Tuesday, September 15, 2009

The Szurek Zone: THE JAR (1984)



Now, don’t ask me the director’s name, for the credits of this bottom budget mishmash were too illegible to decipher (The name is George Toscano -- Ed.). Don’t ask me why he and the screenwriter couldn't come up with anything coherent, or why nobody with any degree of professionalism participated. Don’t ask me why, only months after the videotape came out, the box at my local outlet was visibly dirty, battered, beaten and already starting to turn yellow. Don’t even ask me what it’s about, for after seeing it, I’m still looking for a person to explain the plot to me.

Basically, it looks like a bunch of “spooky images” strung together, with virtually nothing to hold them in place, and since execution is so crude and amateurish with abysmal dubbing, comatose dubbers doing people who look like they weren’t too talented to begin with, and lighting which makes it hard to see not helping any, the “spookiness” rarely comes across as anything more than a five-year-old trying to be artsy-fartsy. Let’s try to be optimistic and hope that the incoherency is due to some truly brainless cutting. And yet, there are other scenes which call out – nay, SCREAM – for editing. Like in some of Jess Franco’s films, there are moments not even meant to be suspenseful wherein a person slowly ambles from one room to another and we’re forced to endure their every step. At one point, a man seats himself in a chair and remains there doing nothing, not even posing thoughtfully, for several minutes. Action has a habit of being elongated or ending before we know what hit us. There is a four or five minute sequence of the hero driving, but he apparently had no destination. Poor editing tells us in the middle that an opening automobile accident is integral to the supposed plot, and yet, we aren’t even informed it happened until then. Instead, we see a bloody figure, and don’t know how he got that way!

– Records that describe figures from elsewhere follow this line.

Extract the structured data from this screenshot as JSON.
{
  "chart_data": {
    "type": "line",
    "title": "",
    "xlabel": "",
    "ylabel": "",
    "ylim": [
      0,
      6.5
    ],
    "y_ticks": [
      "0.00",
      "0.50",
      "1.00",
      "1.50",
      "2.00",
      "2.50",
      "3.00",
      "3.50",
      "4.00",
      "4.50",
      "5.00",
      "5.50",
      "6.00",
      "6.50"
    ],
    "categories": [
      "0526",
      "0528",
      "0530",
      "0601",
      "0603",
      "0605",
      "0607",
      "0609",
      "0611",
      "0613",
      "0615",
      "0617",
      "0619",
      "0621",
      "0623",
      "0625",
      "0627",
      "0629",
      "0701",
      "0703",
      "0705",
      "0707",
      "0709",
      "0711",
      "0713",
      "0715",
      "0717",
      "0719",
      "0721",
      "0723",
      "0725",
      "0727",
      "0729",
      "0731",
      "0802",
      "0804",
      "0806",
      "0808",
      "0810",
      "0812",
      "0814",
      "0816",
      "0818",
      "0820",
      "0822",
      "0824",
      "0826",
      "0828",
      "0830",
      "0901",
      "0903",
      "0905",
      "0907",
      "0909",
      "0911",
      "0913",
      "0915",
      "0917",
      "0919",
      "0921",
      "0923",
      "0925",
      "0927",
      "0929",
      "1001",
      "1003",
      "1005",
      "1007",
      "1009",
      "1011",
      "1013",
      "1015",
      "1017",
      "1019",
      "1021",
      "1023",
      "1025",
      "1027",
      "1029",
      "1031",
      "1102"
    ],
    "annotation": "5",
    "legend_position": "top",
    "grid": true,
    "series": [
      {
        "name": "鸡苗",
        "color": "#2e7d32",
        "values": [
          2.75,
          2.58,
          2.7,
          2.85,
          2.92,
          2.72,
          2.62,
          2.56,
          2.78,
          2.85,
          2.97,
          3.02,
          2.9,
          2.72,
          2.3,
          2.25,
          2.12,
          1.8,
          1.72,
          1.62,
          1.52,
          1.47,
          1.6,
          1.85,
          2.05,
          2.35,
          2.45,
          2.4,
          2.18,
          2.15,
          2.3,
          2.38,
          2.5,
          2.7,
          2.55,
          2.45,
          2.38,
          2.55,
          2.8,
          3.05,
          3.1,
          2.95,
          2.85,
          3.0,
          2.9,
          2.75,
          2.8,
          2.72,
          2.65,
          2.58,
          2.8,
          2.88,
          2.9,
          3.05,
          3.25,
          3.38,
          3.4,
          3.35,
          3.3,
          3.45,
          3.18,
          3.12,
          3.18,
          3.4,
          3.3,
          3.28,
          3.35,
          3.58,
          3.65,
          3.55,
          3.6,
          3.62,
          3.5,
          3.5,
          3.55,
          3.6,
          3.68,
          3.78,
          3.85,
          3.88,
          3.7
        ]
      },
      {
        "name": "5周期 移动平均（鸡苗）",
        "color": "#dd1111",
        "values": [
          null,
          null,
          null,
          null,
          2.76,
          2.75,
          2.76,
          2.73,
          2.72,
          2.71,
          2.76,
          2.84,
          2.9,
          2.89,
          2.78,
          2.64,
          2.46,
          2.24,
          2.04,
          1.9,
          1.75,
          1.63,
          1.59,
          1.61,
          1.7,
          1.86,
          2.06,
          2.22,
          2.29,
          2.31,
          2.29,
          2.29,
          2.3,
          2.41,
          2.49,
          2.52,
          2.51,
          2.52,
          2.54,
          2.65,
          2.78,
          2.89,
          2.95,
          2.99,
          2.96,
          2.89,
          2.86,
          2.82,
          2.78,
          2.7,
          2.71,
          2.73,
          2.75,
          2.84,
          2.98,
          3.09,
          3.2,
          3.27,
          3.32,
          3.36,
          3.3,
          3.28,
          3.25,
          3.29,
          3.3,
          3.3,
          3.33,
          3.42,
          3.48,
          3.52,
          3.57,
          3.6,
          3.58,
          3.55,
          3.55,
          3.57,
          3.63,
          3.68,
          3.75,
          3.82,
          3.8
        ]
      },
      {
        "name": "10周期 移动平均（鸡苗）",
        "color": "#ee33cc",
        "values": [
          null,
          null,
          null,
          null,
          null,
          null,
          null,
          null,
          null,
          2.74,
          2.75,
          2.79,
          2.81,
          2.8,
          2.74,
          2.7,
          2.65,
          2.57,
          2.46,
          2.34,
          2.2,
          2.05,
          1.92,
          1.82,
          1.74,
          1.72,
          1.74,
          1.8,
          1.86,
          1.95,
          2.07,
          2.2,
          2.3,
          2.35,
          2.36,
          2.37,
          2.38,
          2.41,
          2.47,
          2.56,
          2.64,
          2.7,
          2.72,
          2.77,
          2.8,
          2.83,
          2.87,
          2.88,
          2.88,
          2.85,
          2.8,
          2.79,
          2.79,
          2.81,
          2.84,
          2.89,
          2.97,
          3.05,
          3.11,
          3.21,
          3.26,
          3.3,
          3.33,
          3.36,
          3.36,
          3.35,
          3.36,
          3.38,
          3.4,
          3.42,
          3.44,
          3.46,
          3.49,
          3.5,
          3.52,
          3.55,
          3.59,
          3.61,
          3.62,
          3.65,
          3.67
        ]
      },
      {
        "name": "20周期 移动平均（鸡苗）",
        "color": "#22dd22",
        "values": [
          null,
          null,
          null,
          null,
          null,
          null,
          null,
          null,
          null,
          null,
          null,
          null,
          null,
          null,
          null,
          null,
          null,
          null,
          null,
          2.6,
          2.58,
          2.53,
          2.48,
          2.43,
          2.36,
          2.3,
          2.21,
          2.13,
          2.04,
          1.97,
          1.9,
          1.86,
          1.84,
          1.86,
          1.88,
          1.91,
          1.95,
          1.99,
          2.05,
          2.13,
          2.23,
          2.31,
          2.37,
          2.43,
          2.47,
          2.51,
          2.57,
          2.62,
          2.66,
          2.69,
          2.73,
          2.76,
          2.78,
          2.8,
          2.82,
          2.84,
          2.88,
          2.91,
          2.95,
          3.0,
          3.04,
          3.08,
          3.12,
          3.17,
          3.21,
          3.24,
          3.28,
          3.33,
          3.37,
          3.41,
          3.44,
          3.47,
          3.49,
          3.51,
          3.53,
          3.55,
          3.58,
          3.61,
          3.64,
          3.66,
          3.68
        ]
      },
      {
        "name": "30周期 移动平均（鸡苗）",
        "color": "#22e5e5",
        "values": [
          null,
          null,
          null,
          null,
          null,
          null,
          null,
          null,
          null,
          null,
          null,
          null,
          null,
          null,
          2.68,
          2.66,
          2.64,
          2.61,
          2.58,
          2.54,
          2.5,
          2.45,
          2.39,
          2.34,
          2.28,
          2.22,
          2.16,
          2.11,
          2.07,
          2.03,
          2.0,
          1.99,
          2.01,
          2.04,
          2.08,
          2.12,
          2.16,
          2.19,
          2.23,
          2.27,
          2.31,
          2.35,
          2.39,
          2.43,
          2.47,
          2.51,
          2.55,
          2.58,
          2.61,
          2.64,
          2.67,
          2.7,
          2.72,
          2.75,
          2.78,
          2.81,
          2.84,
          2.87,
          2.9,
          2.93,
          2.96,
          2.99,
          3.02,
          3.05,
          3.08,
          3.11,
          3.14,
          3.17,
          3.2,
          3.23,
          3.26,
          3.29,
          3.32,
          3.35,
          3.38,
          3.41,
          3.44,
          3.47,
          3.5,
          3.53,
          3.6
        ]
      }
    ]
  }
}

The bloody figure is brought to a man’s apartment to be cleaned up and, while there, vanishes into thin air, leaving behind a glass jar emblazoned with the face of one of the Bava/Argento demons. The symbolism, if that’s what it is, eludes me. The apartment owner keeps running into the bloody man, who it turns out died in the accident, but it’s never quite clear what he presently wants. The apartment owner repeatedly throws the jar away, but it always returns. He smashes it to smithereens a couple of times, but it returns intact.

In black and white sequences which seem to indicate astral projections, he powerlessly witnesses murders committed by and upon extras without names. Then he apparently stumbles upon Hell, but “Scream of the Damned” not withstanding, Hades is somebody’s backyard with a smoldering barbecue. During another trip, he watches soldiers buying it on the battlefield. What does this all mean? Despite the lack of “psychic ghoulishness” inherent in such films as COMBAT SHOCK, ERASERHEAD, BLOODY WEDNESDAY, THE RULING CLASS and to an extent even ALL THE COLORS OF THE DARK and DRILLER KILLER, we wonder if it means he’s going bonkers. He vacillates in wondering about that, too, and his girlfriend is sure of it. The ending tries to explain why these things have been happening, although it was still too vague for me, but one thing certain is that it wasn’t “all in his head” after all. If we needed any further reassurance, there’s a clichéd “the nightmare is starting anew” wrap-up.

THE JAR is absolutely stupefying, even more incoherent than NEON MANIACS, IGOR AND THE LUNATICS, GREY MATTER and the BLOOD COUPLE cut of GANJA AND HESS. If you like being confused, see it. If not, a firm thumbs down.